Staying with an uncompetitive lender in this sort of environment comes with an expensive loyalty cost.
Customers coming off fixed loans will be shopping around again
There will also be a record swathe of customers coming off fixed loans over the next four or five years so all of the banks and other lenders are focussed on getting their loan approval systems firing as best they can and competing hard on low floating rate loans.
Australian Bureau of Statistics figures show that refinancing had a record month in July, with an amazing $17.22 billion worth of mortgages refinanced for the month.
Rates under 2% and cash back used to boost refinancing
Comparison website RateCity show that the number of variable rate mortgages under 2% increased from 28 to 46 in the past two months as the institutions used a low headline rate to tout for business.
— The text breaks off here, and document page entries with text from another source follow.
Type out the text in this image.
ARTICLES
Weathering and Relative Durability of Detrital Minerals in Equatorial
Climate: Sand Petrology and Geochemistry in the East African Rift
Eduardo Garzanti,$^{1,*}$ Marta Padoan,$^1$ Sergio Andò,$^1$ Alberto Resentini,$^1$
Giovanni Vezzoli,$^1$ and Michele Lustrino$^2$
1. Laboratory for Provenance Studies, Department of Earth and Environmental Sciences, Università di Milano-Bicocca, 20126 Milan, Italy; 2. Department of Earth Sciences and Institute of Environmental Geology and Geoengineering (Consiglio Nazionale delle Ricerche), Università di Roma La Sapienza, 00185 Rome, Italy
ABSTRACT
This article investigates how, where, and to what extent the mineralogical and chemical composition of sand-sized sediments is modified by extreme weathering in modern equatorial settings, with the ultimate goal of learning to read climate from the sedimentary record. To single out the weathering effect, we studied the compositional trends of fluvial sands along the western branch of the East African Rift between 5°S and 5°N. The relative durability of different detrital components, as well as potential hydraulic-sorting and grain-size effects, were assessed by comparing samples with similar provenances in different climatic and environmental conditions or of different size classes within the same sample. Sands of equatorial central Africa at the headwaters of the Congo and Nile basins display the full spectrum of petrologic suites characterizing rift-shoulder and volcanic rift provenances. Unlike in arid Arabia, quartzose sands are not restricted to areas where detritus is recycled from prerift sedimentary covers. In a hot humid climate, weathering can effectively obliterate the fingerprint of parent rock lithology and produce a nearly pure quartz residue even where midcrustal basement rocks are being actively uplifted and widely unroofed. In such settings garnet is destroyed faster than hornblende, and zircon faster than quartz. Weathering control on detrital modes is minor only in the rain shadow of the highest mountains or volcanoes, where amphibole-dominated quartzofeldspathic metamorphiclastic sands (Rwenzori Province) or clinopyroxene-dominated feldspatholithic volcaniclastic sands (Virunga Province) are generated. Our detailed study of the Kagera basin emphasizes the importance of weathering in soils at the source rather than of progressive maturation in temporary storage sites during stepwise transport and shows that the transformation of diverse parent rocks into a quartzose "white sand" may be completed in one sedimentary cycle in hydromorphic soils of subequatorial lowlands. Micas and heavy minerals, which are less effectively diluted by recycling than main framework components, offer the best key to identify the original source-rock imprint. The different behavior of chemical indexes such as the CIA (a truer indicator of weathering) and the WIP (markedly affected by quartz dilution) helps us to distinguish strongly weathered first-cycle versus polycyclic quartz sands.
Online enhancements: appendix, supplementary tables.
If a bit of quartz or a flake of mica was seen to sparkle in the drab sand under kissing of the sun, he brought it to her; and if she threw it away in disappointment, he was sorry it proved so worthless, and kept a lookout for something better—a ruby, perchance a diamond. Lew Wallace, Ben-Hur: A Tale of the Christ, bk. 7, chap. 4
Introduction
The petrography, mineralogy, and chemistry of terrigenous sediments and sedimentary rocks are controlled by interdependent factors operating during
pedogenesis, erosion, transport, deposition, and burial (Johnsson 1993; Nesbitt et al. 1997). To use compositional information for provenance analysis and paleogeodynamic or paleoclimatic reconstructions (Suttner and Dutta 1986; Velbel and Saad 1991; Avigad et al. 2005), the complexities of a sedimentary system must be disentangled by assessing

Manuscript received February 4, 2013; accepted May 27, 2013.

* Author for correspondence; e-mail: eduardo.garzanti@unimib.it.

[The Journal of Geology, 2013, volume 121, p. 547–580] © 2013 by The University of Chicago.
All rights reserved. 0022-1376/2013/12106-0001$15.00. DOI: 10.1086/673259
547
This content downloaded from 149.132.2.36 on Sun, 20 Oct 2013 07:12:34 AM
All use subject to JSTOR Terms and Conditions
With many existing home loan customers still paying above 3% on their loans, there are some really big refinancing savings to be had and the advent of many cash back offers of up to $5,000 from lenders has been designed to get even the most reluctant refinancer off their butt and into action.
The amount being borrowed on loans is also on the rise, with property price growth up 18.4% to the end of August – the strongest in 32 years and pushing up the level of all loans in the process.
While floating rates can obviously go up as circumstances change, with the RBA insisting that it will not look to raise the current 0.1% cash rate until 2024, there is also some fear of missing out on what will probably be the lowest home loan rates in living memory by sticking with an expensive existing loan.